Russian vampires

Russia, Byelorussia, and the Ukraine

The most common name for an undead vampire in Russia is upir, sometimes spelled as upyr. In the Ukraine the word is upior, and in Byelorussia it is upar. In all of these regions, the undead vampire was sometimes said to be a corpse possessed by the devil.

The means of destroying the Eastern Slavic vampire include driving a wooden stake through the exhumed corpse’s heart or some other critical part of the body, decapitation, and cremation. But in some districts the corpse of a suspected vampire was dumped into a lake or a river.

In northern and central European Russia and some other parts of the general region, eretich (literally meaning “heretic”) came to be a special term for a vampire, applied to anyone who became an undead vampire as the result of dying outside the Christian Orthodox Faith. But it applied most especially to evil sorcerers and witches who returned from graves after dying and who had sold their souls to the devil while they were still alive.
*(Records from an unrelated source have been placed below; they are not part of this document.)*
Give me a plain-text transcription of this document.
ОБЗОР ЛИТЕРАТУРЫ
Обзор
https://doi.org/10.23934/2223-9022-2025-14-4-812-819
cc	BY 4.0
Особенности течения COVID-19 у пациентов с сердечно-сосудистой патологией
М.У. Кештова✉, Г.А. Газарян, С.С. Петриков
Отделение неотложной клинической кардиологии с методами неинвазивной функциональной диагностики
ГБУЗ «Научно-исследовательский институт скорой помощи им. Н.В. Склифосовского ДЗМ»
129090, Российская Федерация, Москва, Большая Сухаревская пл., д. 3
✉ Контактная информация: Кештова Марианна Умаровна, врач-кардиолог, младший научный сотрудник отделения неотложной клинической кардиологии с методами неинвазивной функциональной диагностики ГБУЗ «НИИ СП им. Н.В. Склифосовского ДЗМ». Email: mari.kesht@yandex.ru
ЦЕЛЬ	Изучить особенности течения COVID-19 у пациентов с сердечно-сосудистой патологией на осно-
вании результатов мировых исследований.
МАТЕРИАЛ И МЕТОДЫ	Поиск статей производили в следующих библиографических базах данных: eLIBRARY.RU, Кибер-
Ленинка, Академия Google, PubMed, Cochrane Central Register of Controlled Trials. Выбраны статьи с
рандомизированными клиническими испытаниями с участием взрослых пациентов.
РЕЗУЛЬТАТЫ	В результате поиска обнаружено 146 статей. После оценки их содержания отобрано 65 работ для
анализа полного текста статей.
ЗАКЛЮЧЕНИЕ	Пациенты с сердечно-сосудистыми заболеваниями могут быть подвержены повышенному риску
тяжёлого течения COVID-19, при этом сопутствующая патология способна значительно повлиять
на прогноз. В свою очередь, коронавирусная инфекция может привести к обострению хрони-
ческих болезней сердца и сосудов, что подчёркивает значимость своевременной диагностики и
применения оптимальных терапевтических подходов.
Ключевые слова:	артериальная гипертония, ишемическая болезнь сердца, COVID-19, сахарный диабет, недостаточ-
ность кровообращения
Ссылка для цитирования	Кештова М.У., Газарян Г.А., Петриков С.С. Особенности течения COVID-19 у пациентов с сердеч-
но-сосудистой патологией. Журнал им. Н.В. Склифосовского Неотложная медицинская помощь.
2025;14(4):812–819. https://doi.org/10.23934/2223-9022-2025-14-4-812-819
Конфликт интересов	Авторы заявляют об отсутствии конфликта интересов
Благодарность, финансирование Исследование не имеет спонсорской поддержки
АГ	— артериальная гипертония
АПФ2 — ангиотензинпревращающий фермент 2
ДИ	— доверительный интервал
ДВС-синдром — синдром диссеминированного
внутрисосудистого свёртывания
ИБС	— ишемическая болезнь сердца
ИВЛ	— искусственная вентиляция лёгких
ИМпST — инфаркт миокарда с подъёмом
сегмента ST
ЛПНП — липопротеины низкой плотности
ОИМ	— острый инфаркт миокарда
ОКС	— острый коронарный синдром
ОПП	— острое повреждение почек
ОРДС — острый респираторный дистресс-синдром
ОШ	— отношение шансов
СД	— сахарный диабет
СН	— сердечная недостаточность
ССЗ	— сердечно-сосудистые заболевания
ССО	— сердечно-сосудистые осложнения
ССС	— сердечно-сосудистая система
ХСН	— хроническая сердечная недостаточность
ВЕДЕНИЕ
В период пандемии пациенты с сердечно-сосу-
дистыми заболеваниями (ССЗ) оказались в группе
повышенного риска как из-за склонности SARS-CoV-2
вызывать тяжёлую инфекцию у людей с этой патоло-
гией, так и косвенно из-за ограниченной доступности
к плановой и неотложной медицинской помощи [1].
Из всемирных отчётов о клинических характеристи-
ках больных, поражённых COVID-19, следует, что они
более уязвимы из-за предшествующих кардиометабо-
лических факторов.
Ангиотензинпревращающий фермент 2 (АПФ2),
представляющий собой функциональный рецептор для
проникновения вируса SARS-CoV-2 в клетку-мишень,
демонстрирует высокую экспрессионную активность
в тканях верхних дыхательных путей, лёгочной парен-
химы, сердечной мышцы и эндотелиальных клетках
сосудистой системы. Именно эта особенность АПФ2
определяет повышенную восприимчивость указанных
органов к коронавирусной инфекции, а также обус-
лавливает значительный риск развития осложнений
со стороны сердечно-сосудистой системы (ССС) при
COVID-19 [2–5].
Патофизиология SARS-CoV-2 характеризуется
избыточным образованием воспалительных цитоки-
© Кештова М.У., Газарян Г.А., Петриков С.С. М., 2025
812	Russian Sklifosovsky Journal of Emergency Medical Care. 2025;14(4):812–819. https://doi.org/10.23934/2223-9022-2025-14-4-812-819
In an account from one district in central European Russia, the heretics were women who had sold their souls to the devil. After their death, they passed as living women and specialized in turning living Orthodox Christians against their faith. At night they slept in graveyards, occupying the graves of those who died unfaithful.

Sorcery and vampirism also combined in the belief that even a good person could become an upir after he died by the intervention of an evil sorcerer who magically took possession of his soul.